見裴少疏眉頭皺得更深,輕莺也顧不得三七二十一,輕輕牽起裴少疏的衣袖,纖纖玉指捧住他的右手,垂首将微軟的唇瓣貼了上去。
嘴唇觸碰手背的瞬間,裴少疏呼吸驟然凝住,抽回手的速度不過眨眼間,少女柔軟的唇溫還殘留在手背,泛起酥酥麻麻的觸感。
“你在做什麼!”裴少疏眉頭擰成川字,淡漠的眼睛閃過驚詫。
輕莺委委屈屈摸了摸自己的唇瓣,說:“不是大人要奴婢舔幹淨嘛……奴婢還沒開始呢。”
裴少疏:“……”
他竟一時分不清這小細作究竟是刻意還是無意。
“我讓你擦幹淨,用手絹。”他刻意加重“擦”字的重音,讓對方聽個清楚。
聞言輕莺微張櫻唇,驚訝得半天沒回神,糟糕……她又聽錯了。
“奴婢知錯……”
旋即連忙從懷裡掏出粉白的手絹,為裴少疏一點一點擦拭沾染茶水的衣袖,動作格外細緻小心。

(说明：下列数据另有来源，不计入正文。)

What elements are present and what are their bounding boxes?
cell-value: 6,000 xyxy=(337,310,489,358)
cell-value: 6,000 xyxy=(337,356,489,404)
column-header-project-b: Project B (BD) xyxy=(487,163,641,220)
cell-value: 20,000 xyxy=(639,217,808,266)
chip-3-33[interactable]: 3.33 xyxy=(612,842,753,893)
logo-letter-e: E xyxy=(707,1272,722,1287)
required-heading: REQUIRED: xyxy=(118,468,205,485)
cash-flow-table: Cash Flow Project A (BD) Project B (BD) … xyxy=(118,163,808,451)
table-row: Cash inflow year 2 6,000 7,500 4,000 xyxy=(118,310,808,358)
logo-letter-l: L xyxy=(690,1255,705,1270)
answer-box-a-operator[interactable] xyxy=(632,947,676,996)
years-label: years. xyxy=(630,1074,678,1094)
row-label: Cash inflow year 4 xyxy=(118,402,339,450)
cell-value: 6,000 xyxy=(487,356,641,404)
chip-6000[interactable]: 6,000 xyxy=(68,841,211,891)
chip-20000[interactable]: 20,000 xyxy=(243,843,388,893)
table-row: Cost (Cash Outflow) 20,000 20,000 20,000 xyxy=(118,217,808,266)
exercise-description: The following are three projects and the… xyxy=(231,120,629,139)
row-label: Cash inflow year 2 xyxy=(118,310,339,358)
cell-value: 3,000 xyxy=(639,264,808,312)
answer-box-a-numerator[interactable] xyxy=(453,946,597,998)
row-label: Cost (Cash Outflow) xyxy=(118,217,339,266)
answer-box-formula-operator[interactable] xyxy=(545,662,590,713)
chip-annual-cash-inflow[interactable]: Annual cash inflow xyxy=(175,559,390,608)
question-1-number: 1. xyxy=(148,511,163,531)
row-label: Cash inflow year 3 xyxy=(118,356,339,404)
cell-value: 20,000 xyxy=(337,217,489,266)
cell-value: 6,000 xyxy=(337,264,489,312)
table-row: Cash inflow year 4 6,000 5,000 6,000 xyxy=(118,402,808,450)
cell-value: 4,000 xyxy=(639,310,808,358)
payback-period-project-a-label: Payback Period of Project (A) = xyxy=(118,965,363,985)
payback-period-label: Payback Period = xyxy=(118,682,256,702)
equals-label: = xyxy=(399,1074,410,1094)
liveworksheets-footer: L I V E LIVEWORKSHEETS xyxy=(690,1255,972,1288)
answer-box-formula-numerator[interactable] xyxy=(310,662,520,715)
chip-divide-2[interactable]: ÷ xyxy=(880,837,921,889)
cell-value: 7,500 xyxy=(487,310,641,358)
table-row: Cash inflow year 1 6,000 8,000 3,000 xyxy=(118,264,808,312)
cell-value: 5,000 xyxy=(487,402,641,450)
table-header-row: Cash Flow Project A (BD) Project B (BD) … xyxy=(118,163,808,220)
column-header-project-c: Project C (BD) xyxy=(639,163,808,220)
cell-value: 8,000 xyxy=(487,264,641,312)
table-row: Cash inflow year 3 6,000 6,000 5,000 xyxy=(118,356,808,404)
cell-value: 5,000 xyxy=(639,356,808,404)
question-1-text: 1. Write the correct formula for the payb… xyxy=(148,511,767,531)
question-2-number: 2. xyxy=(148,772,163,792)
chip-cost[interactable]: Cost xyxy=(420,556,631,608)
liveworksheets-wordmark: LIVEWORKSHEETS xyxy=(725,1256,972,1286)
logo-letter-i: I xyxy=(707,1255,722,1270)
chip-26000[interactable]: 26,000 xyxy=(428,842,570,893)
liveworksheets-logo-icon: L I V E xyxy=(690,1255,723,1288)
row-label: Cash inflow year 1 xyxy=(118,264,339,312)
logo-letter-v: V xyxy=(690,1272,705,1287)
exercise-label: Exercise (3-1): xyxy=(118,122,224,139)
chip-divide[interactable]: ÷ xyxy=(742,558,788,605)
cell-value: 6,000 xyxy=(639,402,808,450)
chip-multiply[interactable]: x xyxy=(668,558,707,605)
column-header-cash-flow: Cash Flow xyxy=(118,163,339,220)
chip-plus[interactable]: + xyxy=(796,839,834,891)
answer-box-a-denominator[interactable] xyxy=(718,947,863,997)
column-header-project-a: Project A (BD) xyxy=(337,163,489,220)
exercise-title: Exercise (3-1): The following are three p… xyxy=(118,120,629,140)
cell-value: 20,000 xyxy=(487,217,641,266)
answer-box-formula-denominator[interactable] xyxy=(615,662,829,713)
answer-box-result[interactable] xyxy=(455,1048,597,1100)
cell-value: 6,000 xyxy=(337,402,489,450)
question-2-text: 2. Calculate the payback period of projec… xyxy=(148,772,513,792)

其間裴少疏另隻手拇指和食指輕輕捏着眉心,年輕的丞相大人眉頭難展,莫名有種比看奏章還耗費心力的疲憊感。
他嗓音涼涼的:“出去,讓無銘過來奉茶。”
被嫌棄了。
輕莺心裡酸澀無比,第一日就惹主子不快,日後不知該如何自處。
都怪自己笨手笨腳的,連茶水都端不穩……
離開書房前,輕莺轉身小聲問:“那奴婢明日還能過來嗎?”
裴少疏撩起眼簾,反問:“我可曾說過不再讓你過來?”
輕莺搖了搖頭,但她還是沒有得到确切的回答,大人這是什麼意思……就是因為什麼都沒說才心裡沒底呀,幹嘛不把話說明白嘛。
大人物的心思真難猜。
心裡小聲嘀咕着,慢慢退出書房。
……
窗外傳走細碎腳步聲。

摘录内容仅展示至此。